Essas proibições têm um caráter saneador ao estabelecer que, nas próximas negociações trabalhistas, os dirigentes das empresas terão de se limitar aos tetos fixados pelas medidas aprovadas -respondendo pelos seus atos perante os conselhos de administração, fiscal, de controle das estatais e o ministro da pasta correspondente.
As referidas medidas acabaram também com as aposentadorias privilegiadas (juiz classista, jornalista etc.) e restringiram as licenças de dirigentes sindicais.
Os dois fenômenos eram extravagantes. O primeiro porque classificava os cidadãos brasileiros em de primeira e de segunda classe. O outro porque dava a dezenas de sindicalistas -e seus suplentes- o privilégio de ficar à disposição das entidades sindicais, anos a fio, pagos com o dinheiro do povo.

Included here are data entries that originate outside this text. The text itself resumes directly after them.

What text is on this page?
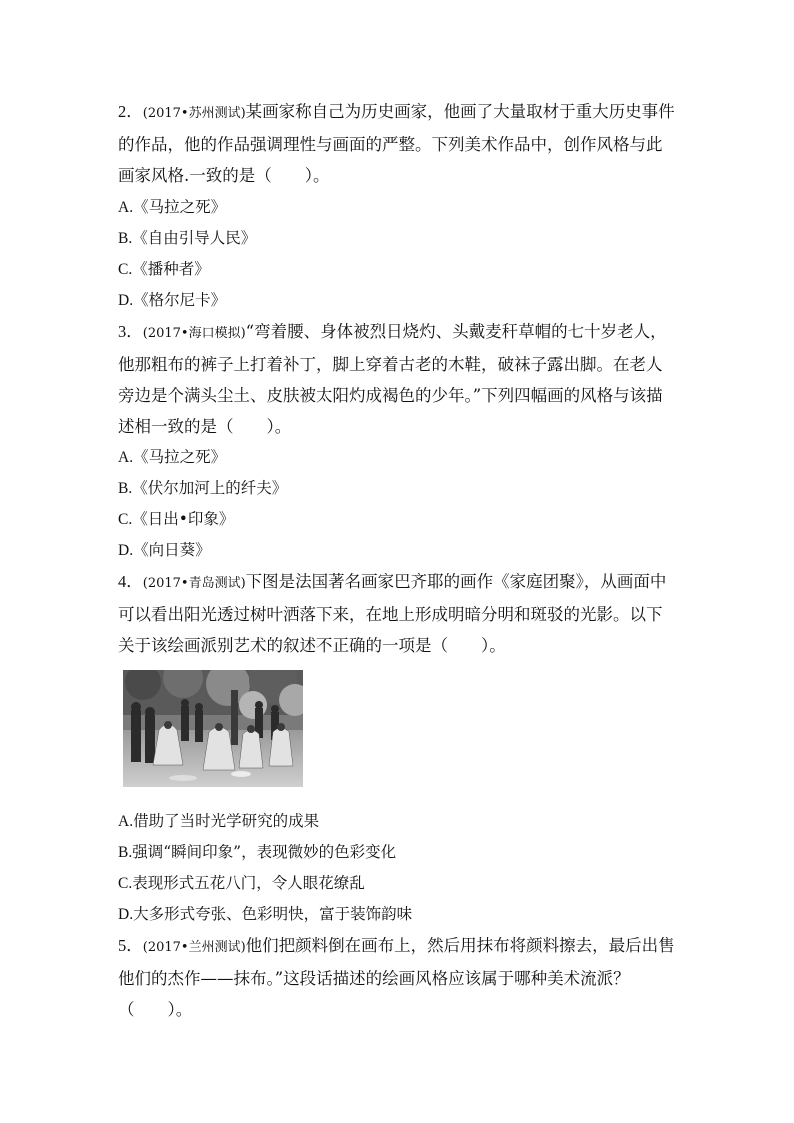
2．(2017•苏州测试)某画家称自己为历史画家，他画了大量取材于重大历史事件的作品，他的作品强调理性与画面的严整。下列美术作品中，创作风格与此画家风格.一致的是（　　）。
A.《马拉之死》
B.《自由引导人民》
C.《播种者》
D.《格尔尼卡》
3．(2017•海口模拟)“弯着腰、身体被烈日烧灼、头戴麦秆草帽的七十岁老人，他那粗布的裤子上打着补丁，脚上穿着古老的木鞋，破袜子露出脚。在老人旁边是个满头尘土、皮肤被太阳灼成褐色的少年。”下列四幅画的风格与该描述相一致的是（　　）。
A.《马拉之死》
B.《伏尔加河上的纤夫》
C.《日出•印象》
D.《向日葵》
4．(2017•青岛测试)下图是法国著名画家巴齐耶的画作《家庭团聚》，从画面中可以看出阳光透过树叶洒落下来，在地上形成明暗分明和斑驳的光影。以下关于该绘画派别艺术的叙述不正确的一项是（　　）。
A.借助了当时光学研究的成果
B.强调“瞬间印象”，表现微妙的色彩变化
C.表现形式五花八门，令人眼花缭乱
D.大多形式夸张、色彩明快，富于装饰韵味
5．(2017•兰州测试)他们把颜料倒在画布上，然后用抹布将颜料擦去，最后出售他们的杰作——抹布。”这段话描述的绘画风格应该属于哪种美术流派？（　　）。
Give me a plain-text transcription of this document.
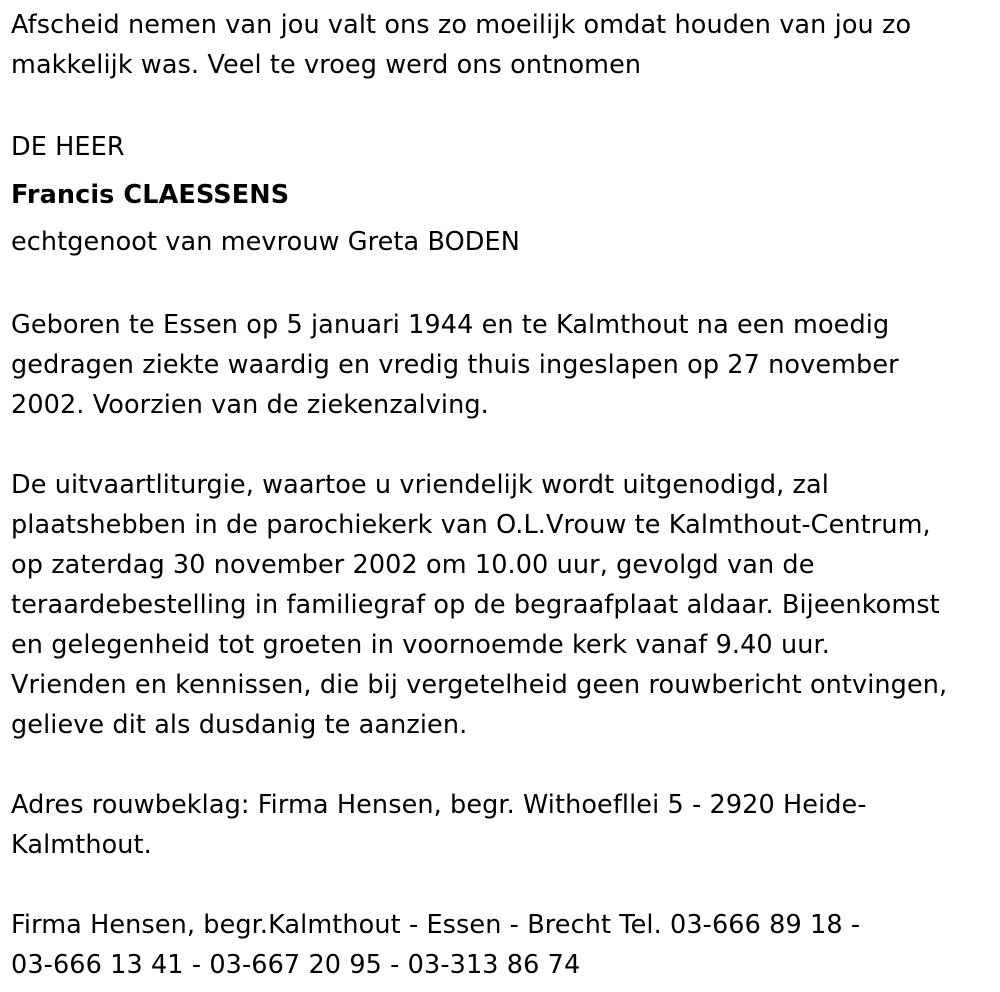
Afscheid nemen van jou valt ons zo moeilijk omdat houden van jou zo
makkelijk was. Veel te vroeg werd ons ontnomen
DE HEER
Francis CLAESSENS
echtgenoot van mevrouw Greta BODEN
Geboren te Essen op 5 januari 1944 en te Kalmthout na een moedig
gedragen ziekte waardig en vredig thuis ingeslapen op 27 november
2002. Voorzien van de ziekenzalving.
De uitvaartliturgie, waartoe u vriendelijk wordt uitgenodigd, zal
plaatshebben in de parochiekerk van O.L.Vrouw te Kalmthout-Centrum,
op zaterdag 30 november 2002 om 10.00 uur, gevolgd van de
teraardebestelling in familiegraf op de begraafplaat aldaar. Bijeenkomst
en gelegenheid tot groeten in voornoemde kerk vanaf 9.40 uur.
Vrienden en kennissen, die bij vergetelheid geen rouwbericht ontvingen,
gelieve dit als dusdanig te aanzien.
Adres rouwbeklag: Firma Hensen, begr. Withoefllei 5 - 2920 Heide-
Kalmthout.
Firma Hensen, begr.Kalmthout - Essen - Brecht Tel. 03-666 89 18 -
03-666 13 41 - 03-667 20 95 - 03-313 86 74
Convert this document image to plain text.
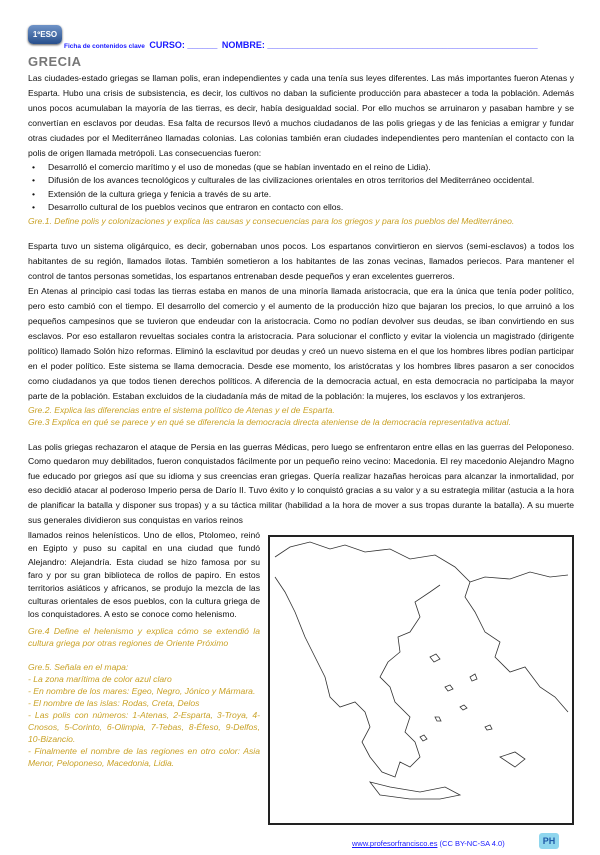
1ºESO
Ficha de contenidos clave CURSO: ______ NOMBRE: ______________________________________________________
GRECIA

Las ciudades-estado griegas se llaman polis, eran independientes y cada una tenía sus leyes diferentes. Las más importantes fueron Atenas y Esparta. Hubo una crisis de subsistencia, es decir, los cultivos no daban la suficiente producción para abastecer a toda la población. Además unos pocos acumulaban la mayoría de las tierras, es decir, había desigualdad social. Por ello muchos se arruinaron y pasaban hambre y se convertían en esclavos por deudas. Esa falta de recursos llevó a muchos ciudadanos de las polis griegas y de las fenicias a emigrar y fundar otras ciudades por el Mediterráneo llamadas colonias. Las colonias también eran ciudades independientes pero mantenían el contacto con la polis de origen llamada metrópoli. Las consecuencias fueron:

• Desarrolló el comercio marítimo y el uso de monedas (que se habían inventado en el reino de Lidia).
• Difusión de los avances tecnológicos y culturales de las civilizaciones orientales en otros territorios del Mediterráneo occidental.
• Extensión de la cultura griega y fenicia a través de su arte.
• Desarrollo cultural de los pueblos vecinos que entraron en contacto con ellos.

Gre.1. Define polis y colonizaciones y explica las causas y consecuencias para los griegos y para los pueblos del Mediterráneo.

Esparta tuvo un sistema oligárquico, es decir, gobernaban unos pocos. Los espartanos convirtieron en siervos (semi-esclavos) a todos los habitantes de su región, llamados ilotas. También sometieron a los habitantes de las zonas vecinas, llamados periecos. Para mantener el control de tantos personas sometidas, los espartanos entrenaban desde pequeños y eran excelentes guerreros.

En Atenas al principio casi todas las tierras estaba en manos de una minoría llamada aristocracia, que era la única que tenía poder político, pero esto cambió con el tiempo. El desarrollo del comercio y el aumento de la producción hizo que bajaran los precios, lo que arruinó a los pequeños campesinos que se tuvieron que endeudar con la aristocracia. Como no podían devolver sus deudas, se iban convirtiendo en sus esclavos. Por eso estallaron revueltas sociales contra la aristocracia. Para solucionar el conflicto y evitar la violencia un magistrado (dirigente político) llamado Solón hizo reformas. Eliminó la esclavitud por deudas y creó un nuevo sistema en el que los hombres libres podían participar en el poder político. Este sistema se llama democracia. Desde ese momento, los aristócratas y los hombres libres pasaron a ser conocidos como ciudadanos ya que todos tienen derechos políticos. A diferencia de la democracia actual, en esta democracia no participaba la mayor parte de la población. Estaban excluidos de la ciudadanía más de mitad de la población: la mujeres, los esclavos y los extranjeros.

Gre.2. Explica las diferencias entre el sistema político de Atenas y el de Esparta.

Gre.3 Explica en qué se parece y en qué se diferencia la democracia directa ateniense de la democracia representativa actual.

Las polis griegas rechazaron el ataque de Persia en las guerras Médicas, pero luego se enfrentaron entre ellas en las guerras del Peloponeso. Como quedaron muy debilitados, fueron conquistados fácilmente por un pequeño reino vecino: Macedonia. El rey macedonio Alejandro Magno fue educado por griegos así que su idioma y sus creencias eran griegas. Quería realizar hazañas heroicas para alcanzar la inmortalidad, por eso decidió atacar al poderoso Imperio persa de Darío II. Tuvo éxito y lo conquistó gracias a su valor y a su estrategia militar (astucia a la hora de planificar la batalla y disponer sus tropas) y a su táctica militar (habilidad a la hora de mover a sus tropas durante la batalla). A su muerte sus generales dividieron sus conquistas en varios reinos

llamados reinos helenísticos. Uno de ellos, Ptolomeo, reinó en Egipto y puso su capital en una ciudad que fundó Alejandro: Alejandría. Esta ciudad se hizo famosa por su faro y por su gran biblioteca de rollos de papiro. En estos territorios asiáticos y africanos, se produjo la mezcla de las culturas orientales de esos pueblos, con la cultura griega de los conquistadores. A esto se conoce como helenismo.

Gre.4 Define el helenismo y explica cómo se extendió la cultura griega por otras regiones de Oriente Próximo

Gre.5. Señala en el mapa:
- La zona marítima de color azul claro
- En nombre de los mares: Egeo, Negro, Jónico y Mármara.
- El nombre de las islas: Rodas, Creta, Delos
- Las polis con números: 1-Atenas, 2-Esparta, 3-Troya, 4-Cnosos, 5-Corinto, 6-Olimpia, 7-Tebas, 8-Éfeso, 9-Delfos, 10-Bizancio.
- Finalmente el nombre de las regiones en otro color: Asia Menor, Peloponeso, Macedonia, Lidia.
www.profesorfrancisco.es (CC BY-NC-SA 4.0)	PH
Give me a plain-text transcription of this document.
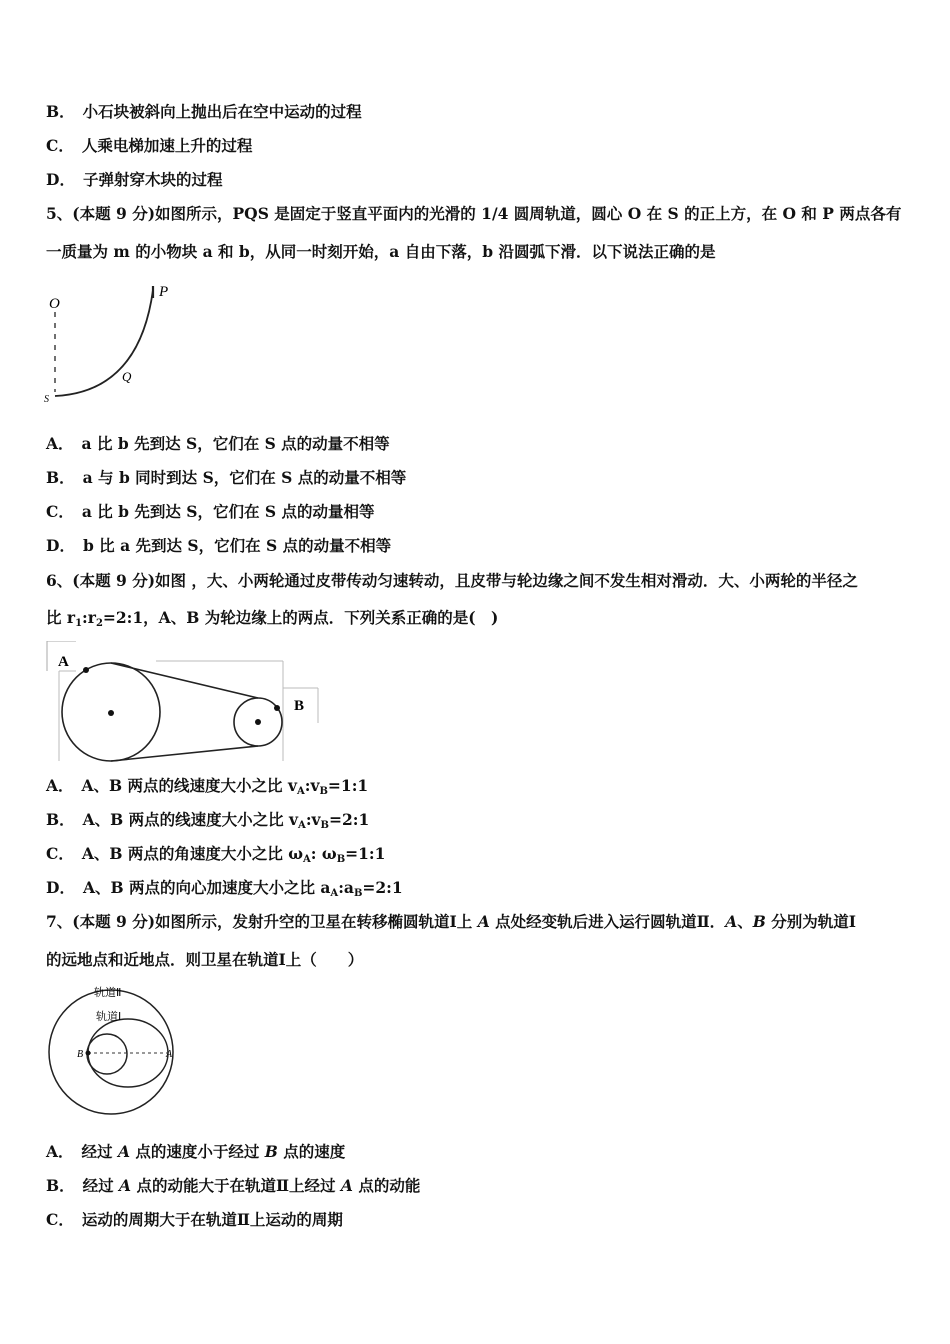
B． 小石块被斜向上抛出后在空中运动的过程
C． 人乘电梯加速上升的过程
D． 子弹射穿木块的过程
5、(本题 9 分)如图所示，PQS 是固定于竖直平面内的光滑的 1/4 圆周轨道，圆心 O 在 S 的正上方，在 O 和 P 两点各有
一质量为 m 的小物块 a 和 b，从同一时刻开始，a 自由下落，b 沿圆弧下滑．以下说法正确的是
O
P
Q
S
A． a 比 b 先到达 S，它们在 S 点的动量不相等
B． a 与 b 同时到达 S，它们在 S 点的动量不相等
C． a 比 b 先到达 S，它们在 S 点的动量相等
D． b 比 a 先到达 S，它们在 S 点的动量不相等
6、(本题 9 分)如图 ，大、小两轮通过皮带传动匀速转动，且皮带与轮边缘之间不发生相对滑动．大、小两轮的半径之
比 $r_1:r_2=2:1$，A、B 为轮边缘上的两点．下列关系正确的是(　)
A
B
A． A、B 两点的线速度大小之比 $v_A:v_B=1:1$
B． A、B 两点的线速度大小之比 $v_A:v_B=2:1$
C． A、B 两点的角速度大小之比 $\omega_A$: $\omega_B=1:1$
D． A、B 两点的向心加速度大小之比 $a_A:a_B=2:1$
7、(本题 9 分)如图所示，发射升空的卫星在转移椭圆轨道Ⅰ上 A 点处经变轨后进入运行圆轨道Ⅱ．A、B 分别为轨道Ⅰ
的远地点和近地点．则卫星在轨道Ⅰ上（　　）
轨道Ⅱ
轨道Ⅰ
B	A
A． 经过 A 点的速度小于经过 B 点的速度
B． 经过 A 点的动能大于在轨道Ⅱ上经过 A 点的动能
C． 运动的周期大于在轨道Ⅱ上运动的周期
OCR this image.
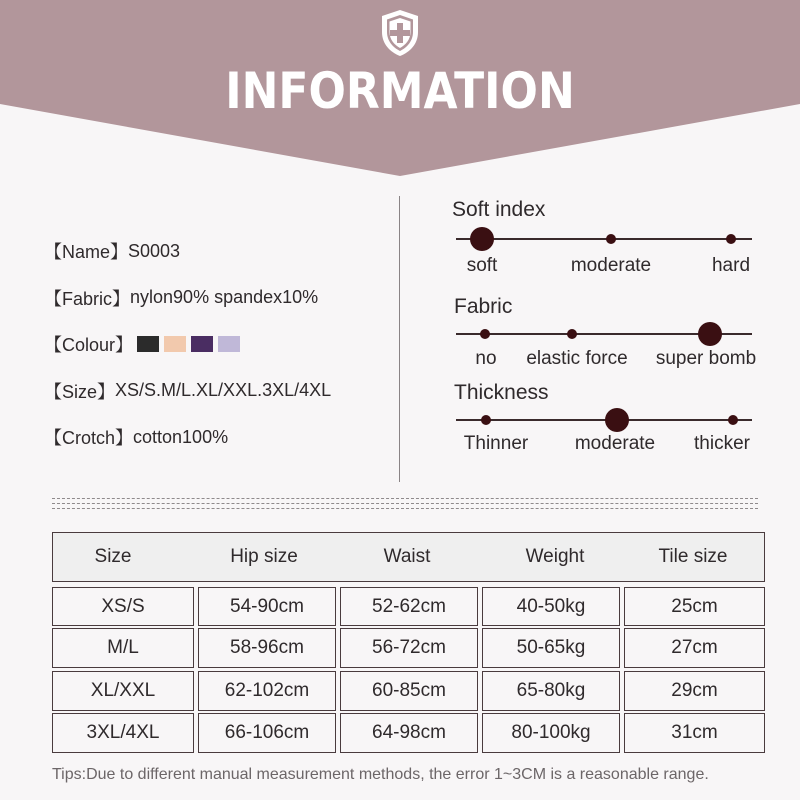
INFORMATION
【Name】 S0003
【Fabric】 nylon90% spandex10%
【Colour】
【Size】 XS/S.M/L.XL/XXL.3XL/4XL
【Crotch】 cotton100%
Soft index
soft	moderate	hard
Fabric
no elastic force super bomb
Thickness
Thinner moderate thicker
Size	Hip size	Waist	Weight	Tile size
XS/S	54-90cm	52-62cm	40-50kg	25cm
M/L	58-96cm	56-72cm	50-65kg	27cm
XL/XXL	62-102cm	60-85cm	65-80kg	29cm
3XL/4XL	66-106cm	64-98cm	80-100kg	31cm
Tips:Due to different manual measurement methods, the error 1~3CM is a reasonable range.
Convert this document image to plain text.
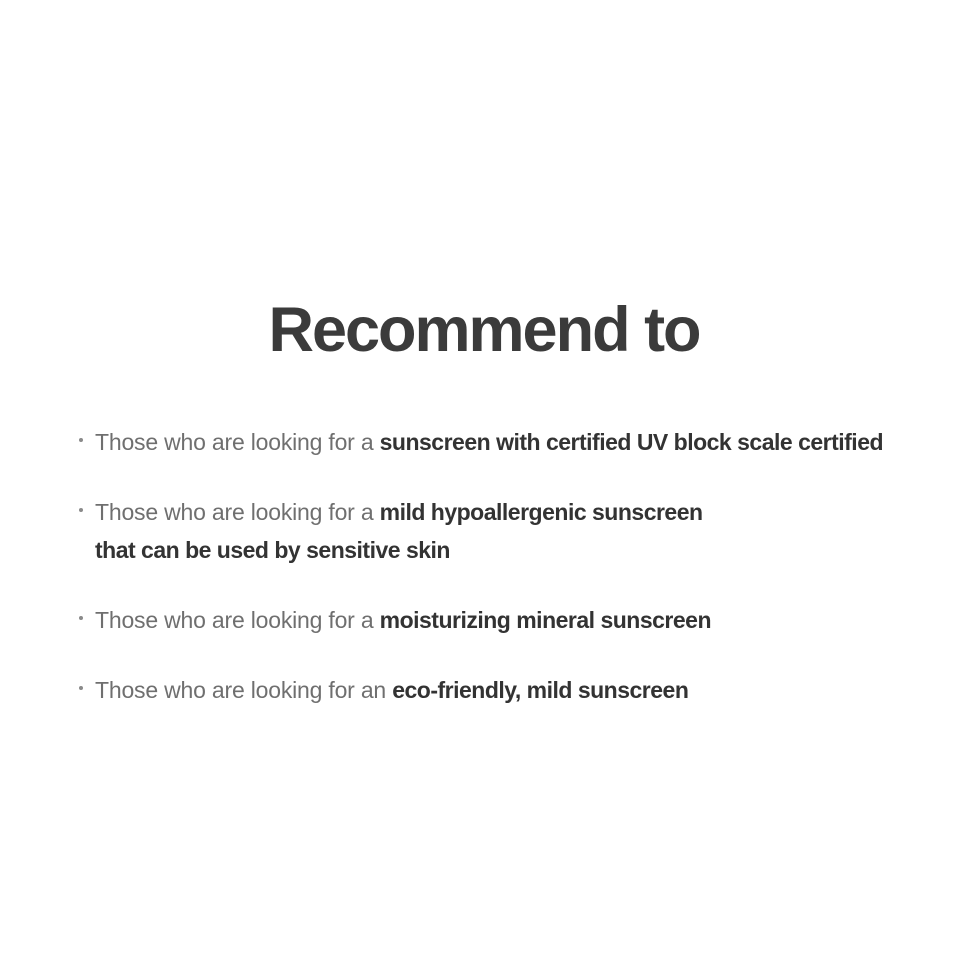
Recommend to
Those who are looking for a sunscreen with certified UV block scale certified
Those who are looking for a mild hypoallergenic sunscreen
that can be used by sensitive skin
Those who are looking for a moisturizing mineral sunscreen
Those who are looking for an eco-friendly, mild sunscreen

Perguntei-me o que levou o governo a demorar tanto para pôr fim a tais regalias. Tudo isso poderia estar em vigor há muito tempo. Mas..., antes tarde do que nunca.
Mais importante do que os seus efeitos econômicos, as decisões tomadas têm um salutar impacto moralizador. A redução dos interesses corporativos elevará a eficiência e a eficácia dos órgãos públicos. Isso acabará valorizando os funcionários dedicados, produtivos e competentes. Eles são os primeiros a reconhecer não haver mais argumentos para se sustentar abusos.